J'examinerai plus loin la question de savoir si une baisse des prix de cette ampleur était suffisante pour enclencher une dynamique économique positive. Ma réponse est oui : - 2,5 %, cela suffit pour créer de l'activité et de l'emploi. Mais à ce stade, je tiens seulement à souligner que, pour être honnête, le bilan du volet « prix » ne doit pas être établi par rapport au chiffre sans fondement économique de - 11,8 % à la recherche duquel les médias sont partis et qu'ils n'ont bien sûr pas trouvé. C'est normal, car la cible qui était visée, c'était une réduction d'environ 2,5 % sur les prix de vente TTC, pas davantage. C'est donc par rapport à cette cible que le succès doit être évalué.
Je veux d'ailleurs souligner qu'indépendamment des clauses du contrat d'avenir et de la volonté politique affichée de partager également la baisse de TVA entre les prix, les salaires et l'excédent d'exploitation, les prix n'auraient de toutes manières vraisemblablement pas pu baisser dans des proportions plus importantes que ces 2,5 %, et ce pour au moins trois raisons :
- vu le contexte de crise économique dans lequel est intervenue la baisse du taux de TVA, les nombreuses entreprises en difficulté du secteur n'étaient pas en mesure de baisser leurs prix de vente TTC au-delà de 2,5 % ; leur priorité était plutôt de reconstituer leur trésorerie et de maintenir l'emploi ;
- 2ème raison : les anticipations de hausse du coût du travail par les entreprises du secteur constituent un obstacle à une répercussion intégrale sur les prix. En effet, le marché du travail de la restauration est caractérisé par une pénurie relative de l'offre de travail. Dans ces conditions, les entreprises savent que tout ajustement de leurs effectifs pour répondre à une hausse de la demande des consommateurs va se traduire presque mécaniquement par une aggravation de la pénurie relative de main-d'oeuvre et donc par une augmentation du coût du travail. Cela ne peut que les inciter à répercuter partiellement la réduction de la TVA sur les prix TTC, la partie non répercutée étant utilisée pour prendre en charge la hausse du coût du travail ;
- enfin, 3ème raison, l'ampleur de la baisse des prix suite à une réduction de TVA dépend du caractère plus ou moins concurrentiel d'un marché.
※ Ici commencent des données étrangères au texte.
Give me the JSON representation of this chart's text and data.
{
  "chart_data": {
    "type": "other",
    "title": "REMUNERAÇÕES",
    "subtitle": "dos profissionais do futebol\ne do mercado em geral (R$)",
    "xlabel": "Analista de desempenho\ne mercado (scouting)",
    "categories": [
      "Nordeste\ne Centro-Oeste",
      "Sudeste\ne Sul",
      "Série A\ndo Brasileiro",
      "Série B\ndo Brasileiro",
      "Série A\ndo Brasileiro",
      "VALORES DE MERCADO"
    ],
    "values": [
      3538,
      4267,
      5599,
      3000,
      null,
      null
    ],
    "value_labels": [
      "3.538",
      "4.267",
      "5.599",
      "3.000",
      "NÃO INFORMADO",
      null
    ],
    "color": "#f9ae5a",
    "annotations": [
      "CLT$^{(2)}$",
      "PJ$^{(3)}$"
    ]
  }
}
Or, diverses observations suggèrent que le marché de la restauration est moins concurrentiel que le laisse supposer le caractère très atomisé de l'offre.
Une fois qu'on a déterminé quelle était la baisse des prix attendue, la question suivante est de mesurer la baisse de prix effectivement survenue.
La seule méthode rigoureuse pour traiter cette question est de se référer à l'indice des prix à la consommation dans la restauration élaboré par l'INSEE.
On constate que les prix dans la restauration ont connu une baisse quasi immédiate de 1,5 % au cours de l'été 2009. Ils ont ensuite entamé une lente remontée à partir de l'automne, remontée qui ne les a toutefois pas ramenés à leur niveau initial. A priori, si on en restait là, le résultat serait plutôt décevant, puisqu'on aurait une baisse éphémère de 1,5 % au lieu du décrochage durable attendu de 2,5 %.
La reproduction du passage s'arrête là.